Hopefully the "Openness" side of this debate can win over the manufacturers.I know the carriers have their own agendas and concerns like bloatware and returns. I see the Atrix allows you to delete most of AT&T's pre-loaded apps.Hopefully that's a good sign. As for returns, how about adding a Droid Restore Disc included with each device like they do(or at least used to) with PCs?

A person buys an android device if they want the option to customize the device software or if they just like that said device. If they don't want any options to customize they buy an iPhone. What is so hard to understand about that. Verizion and Motorola etc need to stop with God complex and just give the consumer what they paid for.

What is so hard to understand about that.

The part that is hard to understand about that is it is basically YOUR world view, and not at all based in reality.

Android is outselling iPhone. The point in time where you could come here and claim that android is for hackers is long past. Its gone mainstream while you weren't paying attention. Mom and Pop are using Android. Grade school kids are using Android.

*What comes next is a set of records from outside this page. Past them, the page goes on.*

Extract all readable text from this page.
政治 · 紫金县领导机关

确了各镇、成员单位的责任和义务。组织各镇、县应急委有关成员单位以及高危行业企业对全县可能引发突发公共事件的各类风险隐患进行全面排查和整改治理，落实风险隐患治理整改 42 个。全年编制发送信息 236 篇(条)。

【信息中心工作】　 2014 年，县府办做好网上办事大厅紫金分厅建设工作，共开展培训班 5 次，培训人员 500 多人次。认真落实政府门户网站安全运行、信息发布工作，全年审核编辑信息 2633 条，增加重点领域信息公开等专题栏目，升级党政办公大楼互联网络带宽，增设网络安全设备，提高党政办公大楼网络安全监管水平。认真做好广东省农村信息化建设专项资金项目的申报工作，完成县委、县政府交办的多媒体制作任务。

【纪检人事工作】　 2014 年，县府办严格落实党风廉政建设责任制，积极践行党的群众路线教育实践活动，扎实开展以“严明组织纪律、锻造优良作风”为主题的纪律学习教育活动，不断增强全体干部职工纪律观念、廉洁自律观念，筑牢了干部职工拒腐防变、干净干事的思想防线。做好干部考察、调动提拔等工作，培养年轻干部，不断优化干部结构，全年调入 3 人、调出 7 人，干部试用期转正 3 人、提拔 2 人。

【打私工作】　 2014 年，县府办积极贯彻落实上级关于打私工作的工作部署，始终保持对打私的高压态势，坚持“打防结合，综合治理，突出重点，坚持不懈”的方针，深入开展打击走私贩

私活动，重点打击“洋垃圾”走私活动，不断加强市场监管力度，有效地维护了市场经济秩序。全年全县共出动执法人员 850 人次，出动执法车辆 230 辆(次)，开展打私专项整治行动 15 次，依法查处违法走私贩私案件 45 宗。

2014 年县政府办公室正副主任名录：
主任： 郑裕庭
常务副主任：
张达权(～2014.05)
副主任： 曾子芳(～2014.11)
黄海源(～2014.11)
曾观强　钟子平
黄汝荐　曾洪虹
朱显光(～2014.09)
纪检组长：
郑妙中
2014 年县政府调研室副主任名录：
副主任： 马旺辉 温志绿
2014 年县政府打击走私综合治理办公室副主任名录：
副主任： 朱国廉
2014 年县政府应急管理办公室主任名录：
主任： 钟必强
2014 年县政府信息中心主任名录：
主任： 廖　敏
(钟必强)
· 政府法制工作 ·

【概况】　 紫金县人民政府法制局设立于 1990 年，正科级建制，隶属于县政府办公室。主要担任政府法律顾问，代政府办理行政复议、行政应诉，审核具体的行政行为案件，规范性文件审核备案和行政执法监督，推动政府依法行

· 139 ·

The overwhelmingly vast majority of android users have never bothered to root their phone, run stock roms, install apps only from the market, and are STILL glad to be out of the clutches of Apple.

Yes, I agree that carriers have to stop blocking root access, but again, this is only something that a tiny fraction of Android users care about.

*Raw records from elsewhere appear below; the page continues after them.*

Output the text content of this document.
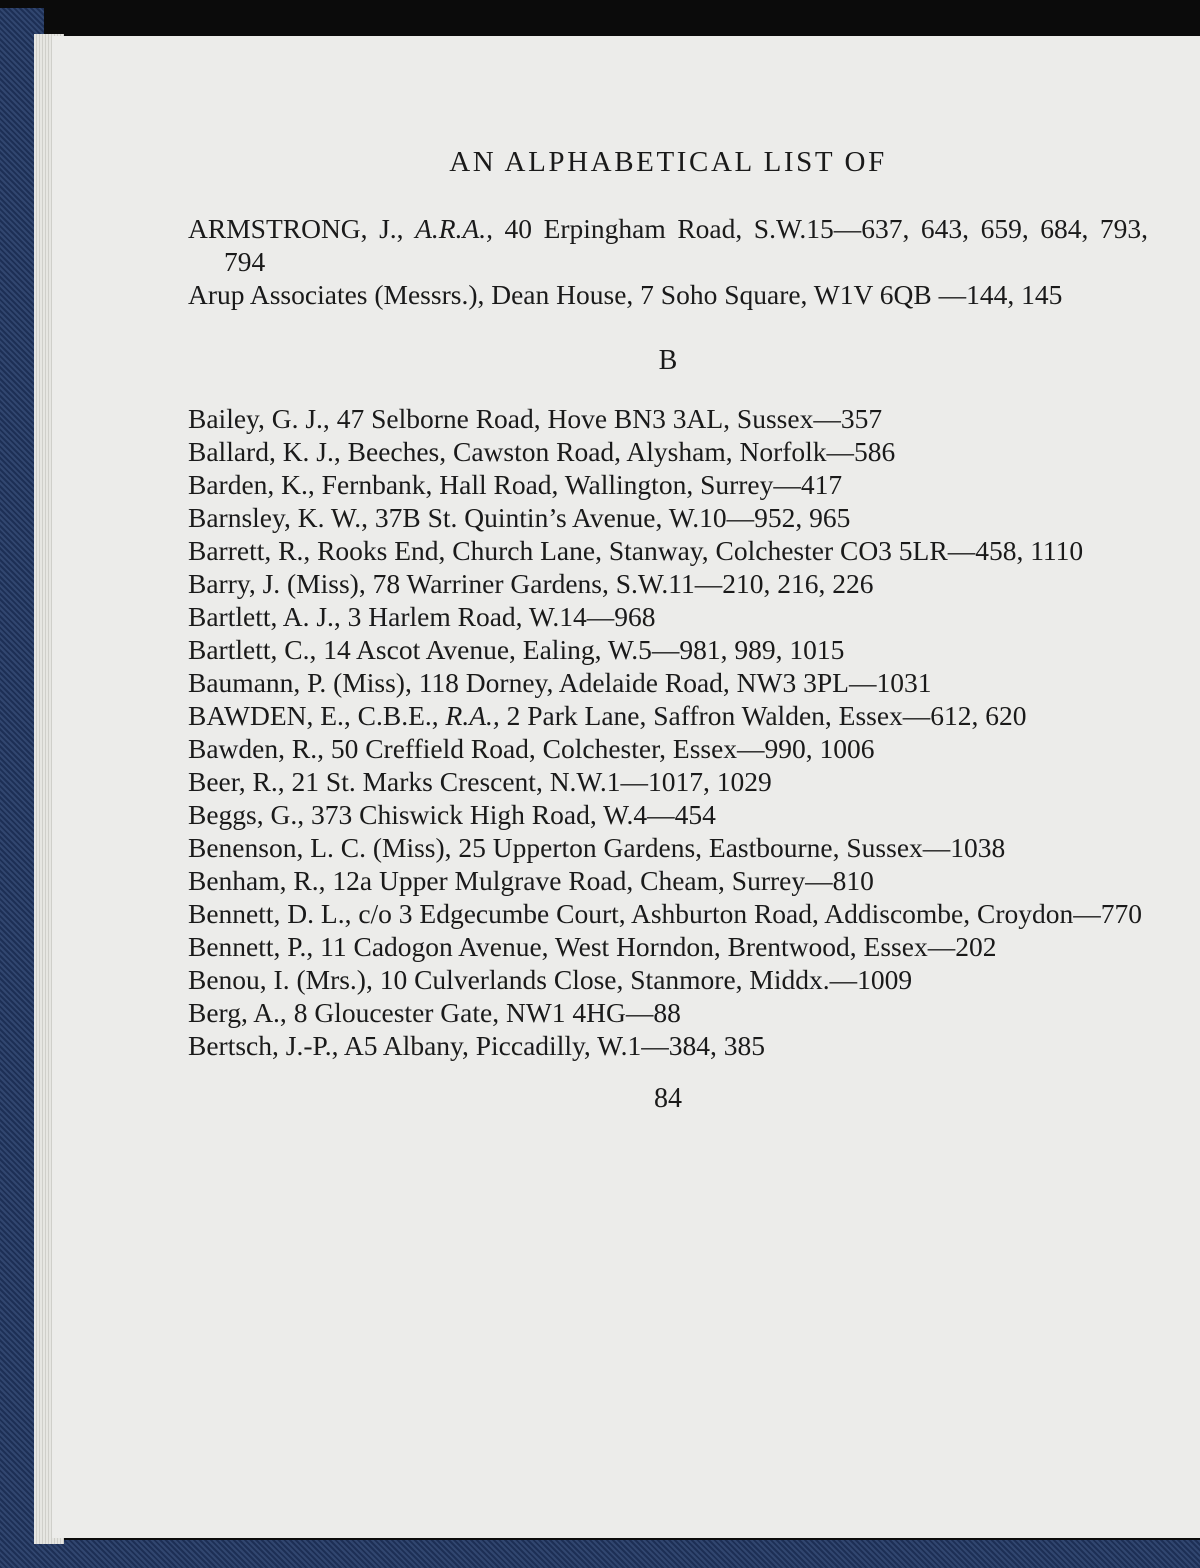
AN ALPHABETICAL LIST OF
ARMSTRONG, J., A.R.A., 40 Erpingham Road, S.W.15—637, 643, 659, 684, 793, 794
Arup Associates (Messrs.), Dean House, 7 Soho Square, W1V 6QB —144, 145
B
Bailey, G. J., 47 Selborne Road, Hove BN3 3AL, Sussex—357
Ballard, K. J., Beeches, Cawston Road, Alysham, Norfolk—586
Barden, K., Fernbank, Hall Road, Wallington, Surrey—417
Barnsley, K. W., 37B St. Quintin’s Avenue, W.10—952, 965
Barrett, R., Rooks End, Church Lane, Stanway, Colchester CO3 5LR—458, 1110
Barry, J. (Miss), 78 Warriner Gardens, S.W.11—210, 216, 226
Bartlett, A. J., 3 Harlem Road, W.14—968
Bartlett, C., 14 Ascot Avenue, Ealing, W.5—981, 989, 1015
Baumann, P. (Miss), 118 Dorney, Adelaide Road, NW3 3PL—1031
BAWDEN, E., C.B.E., R.A., 2 Park Lane, Saffron Walden, Essex—612, 620
Bawden, R., 50 Creffield Road, Colchester, Essex—990, 1006
Beer, R., 21 St. Marks Crescent, N.W.1—1017, 1029
Beggs, G., 373 Chiswick High Road, W.4—454
Benenson, L. C. (Miss), 25 Upperton Gardens, Eastbourne, Sussex—1038
Benham, R., 12a Upper Mulgrave Road, Cheam, Surrey—810
Bennett, D. L., c/o 3 Edgecumbe Court, Ashburton Road, Addiscombe, Croydon—770
Bennett, P., 11 Cadogon Avenue, West Horndon, Brentwood, Essex—202
Benou, I. (Mrs.), 10 Culverlands Close, Stanmore, Middx.—1009
Berg, A., 8 Gloucester Gate, NW1 4HG—88
Bertsch, J.-P., A5 Albany, Piccadilly, W.1—384, 385
84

Walk into any Sprint store and, if they are honest, the techs and sales reps will admit that at least one of them has a rooted phone. I come from the Palm Pre and the HomeBrew community is embraced. HP recently donated a ProLiant DL385 server to WebOS Internals, who is at the center of that homebrew community.

I haven't rooted my EVO yet but I will in the near future. Seriously, what good is a gadget if you can't play with it! LOL

Walk into any Sprint store and, if they are honest, the techs and sales reps will admit that at least one of them has a rooted phone.

Same is true at just about any phone store. Fact of the matter is that geeky types are drawn to that job, and they know there are 6 different ways they can get the phone replaced for zero dollars if something goes wrong.

Its hardly representative of the general user population.

Walk into any phone store and, if they are honest, (your phrase), they will tell you that the vast majority of warranty exchanges are due to bricked phones by wanna-be rooters without enough skills.

If THEY (handset manufacturers) would do it right then WE could do it right.

If radio drivers (as well as other drivers) and a recovery image (back to stock) was stored on a safe place on the device, you could ALWAYS be assured of being able to revert the phone via some magical button sequence.

That way you could load any rom you wanted, root your device at will and still have a fool proof way to revert when things went bad without having to remember to save your original rom, or brick your phone. It would be the equivalent of the Factory Restore CD shipped with your computer.

Fraudulent Warranty claims would be greatly reduced.

Nook (original) does this. Six reboots in a row sends it back to a hidden stock install from a read-only partition, regardless of how much you've hacked it or upgraded it.

As it stands, the protections manufacturers have put in are the cause of more problems than they solve.